By Larissa MacFarlane
It’s been 16 years since we last saw each other. You may or may not know that back in 1998, when I was 29, my beloved bicycle and I collided with a ute. Beside some broken bones tat took forever to heal, I also sustained what they call a Mild Traumatic Brain Injury.
It has had a huge effect on my life. While I looked pretty normal, inside everything was confusing; my thoughts, feelings and indeed my very identity.
Sometimes it felt like someone else’s brain and personality had been plopped inside of me, and I didn’t know how to be this new person. Sometimes I knew how to do things, like make a phone call, but I couldn’t tell this new me how to do them. Sometimes it felt as if I had been locked up and was now hostage to someone else’s uncontrollable emotions and behaviour. And for much of the time I was just so fatigued that the best thing I could do was nothing. For a long time, I also struggled with my short-term memory, and couldn’t remember things that had only just happened yesterday. Hence it took a very long time to learn about this new person who was still called Larissa.
It was a big change in my life, I lost my ability to do my work. (You might remember that I was an environmental activist, a radio journalist, a writer, a university student and a yoga teacher.) Many of my passions, such as music, travelling and partying, simply disappeared. I found it difficult to look after myself. And some of my friends and family also found me difficult to be with. So, looking back now, I guess it makes sense why I haven’t seen you for so long.

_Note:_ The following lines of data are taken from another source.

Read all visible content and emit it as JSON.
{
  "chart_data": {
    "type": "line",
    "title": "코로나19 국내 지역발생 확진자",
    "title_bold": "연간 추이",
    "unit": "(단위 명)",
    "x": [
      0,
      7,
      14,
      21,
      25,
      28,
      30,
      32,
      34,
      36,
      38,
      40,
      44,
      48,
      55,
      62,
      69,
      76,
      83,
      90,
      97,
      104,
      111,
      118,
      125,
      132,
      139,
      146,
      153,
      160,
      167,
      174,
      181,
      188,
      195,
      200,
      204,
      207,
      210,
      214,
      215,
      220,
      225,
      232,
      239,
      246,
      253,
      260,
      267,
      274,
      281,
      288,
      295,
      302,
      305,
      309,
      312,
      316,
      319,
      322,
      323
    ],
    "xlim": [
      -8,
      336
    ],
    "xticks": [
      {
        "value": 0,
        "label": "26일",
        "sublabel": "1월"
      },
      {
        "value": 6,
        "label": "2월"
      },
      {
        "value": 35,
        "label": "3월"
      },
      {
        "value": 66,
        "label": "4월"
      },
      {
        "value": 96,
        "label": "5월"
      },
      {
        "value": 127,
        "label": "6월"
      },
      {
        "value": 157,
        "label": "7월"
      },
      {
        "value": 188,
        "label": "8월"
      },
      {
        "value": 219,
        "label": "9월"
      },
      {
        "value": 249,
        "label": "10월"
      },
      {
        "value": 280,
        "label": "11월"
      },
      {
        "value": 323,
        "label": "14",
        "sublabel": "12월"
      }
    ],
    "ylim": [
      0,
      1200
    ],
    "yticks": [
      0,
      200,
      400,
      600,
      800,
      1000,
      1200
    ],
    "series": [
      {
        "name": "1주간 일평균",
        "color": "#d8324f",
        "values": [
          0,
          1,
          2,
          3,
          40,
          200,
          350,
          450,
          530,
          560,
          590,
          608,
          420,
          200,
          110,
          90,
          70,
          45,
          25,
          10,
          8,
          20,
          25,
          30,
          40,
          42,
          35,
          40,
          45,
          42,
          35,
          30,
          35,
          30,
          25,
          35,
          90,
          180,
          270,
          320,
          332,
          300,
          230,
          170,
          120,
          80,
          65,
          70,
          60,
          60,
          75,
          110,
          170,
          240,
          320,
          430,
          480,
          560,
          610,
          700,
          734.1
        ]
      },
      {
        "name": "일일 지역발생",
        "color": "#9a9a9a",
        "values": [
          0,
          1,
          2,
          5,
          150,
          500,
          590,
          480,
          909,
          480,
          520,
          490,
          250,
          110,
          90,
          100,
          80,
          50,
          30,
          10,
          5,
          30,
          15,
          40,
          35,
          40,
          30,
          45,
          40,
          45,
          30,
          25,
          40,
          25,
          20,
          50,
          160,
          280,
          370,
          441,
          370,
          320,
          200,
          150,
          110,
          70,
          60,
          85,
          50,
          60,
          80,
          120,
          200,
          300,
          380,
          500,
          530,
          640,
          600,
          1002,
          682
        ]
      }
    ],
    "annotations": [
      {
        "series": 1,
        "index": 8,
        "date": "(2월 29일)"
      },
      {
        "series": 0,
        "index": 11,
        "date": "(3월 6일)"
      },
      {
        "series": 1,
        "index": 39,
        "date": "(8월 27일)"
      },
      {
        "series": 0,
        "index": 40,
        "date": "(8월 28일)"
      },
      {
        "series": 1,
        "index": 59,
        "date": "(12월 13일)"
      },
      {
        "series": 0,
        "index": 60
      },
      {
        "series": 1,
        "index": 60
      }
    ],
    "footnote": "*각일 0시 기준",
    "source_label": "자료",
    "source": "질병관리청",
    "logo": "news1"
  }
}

But, after 16 years, I have rebuilt a new life. There are many differences. I don’t have the amazing, almost photographic memory, (but it was overrated anyway). I no longer understand music, which is terribly sad, but now I am a visual artist instead. I can’t fly on planes or enjoy sitting in a café or going to the movies, but I can do handstands! I didn’t get to have children, but I learned how to garden and be creative. And while I live daily with chronic pain, I have an awareness and control of my body that would make many yoga students envious.
And my brain is still improving. Through dedicated practice, my reading skills have improved dramatically this year.
I thought that this brain injury would be just a chapter, albeit a long one, in my life. However, I now think it is true when they say that a brain injury lasts a lifetime. But, for all the things that changed with my brain injury, there are many things that are still ‘me’. Whilst I wasn’t sure if I would ever be able to ride a bicycle again, I did. It took 7 years, it took a few more years to gain back the confidence and skills. I am pleased to report that once again, I love my bicycle. (Now if I could just get rid of all those cars!!).
Dear long-lost friend, I imagine that your life has also been full of unexpected joys and challenges. Both parts of me, the old and the new, wish you well.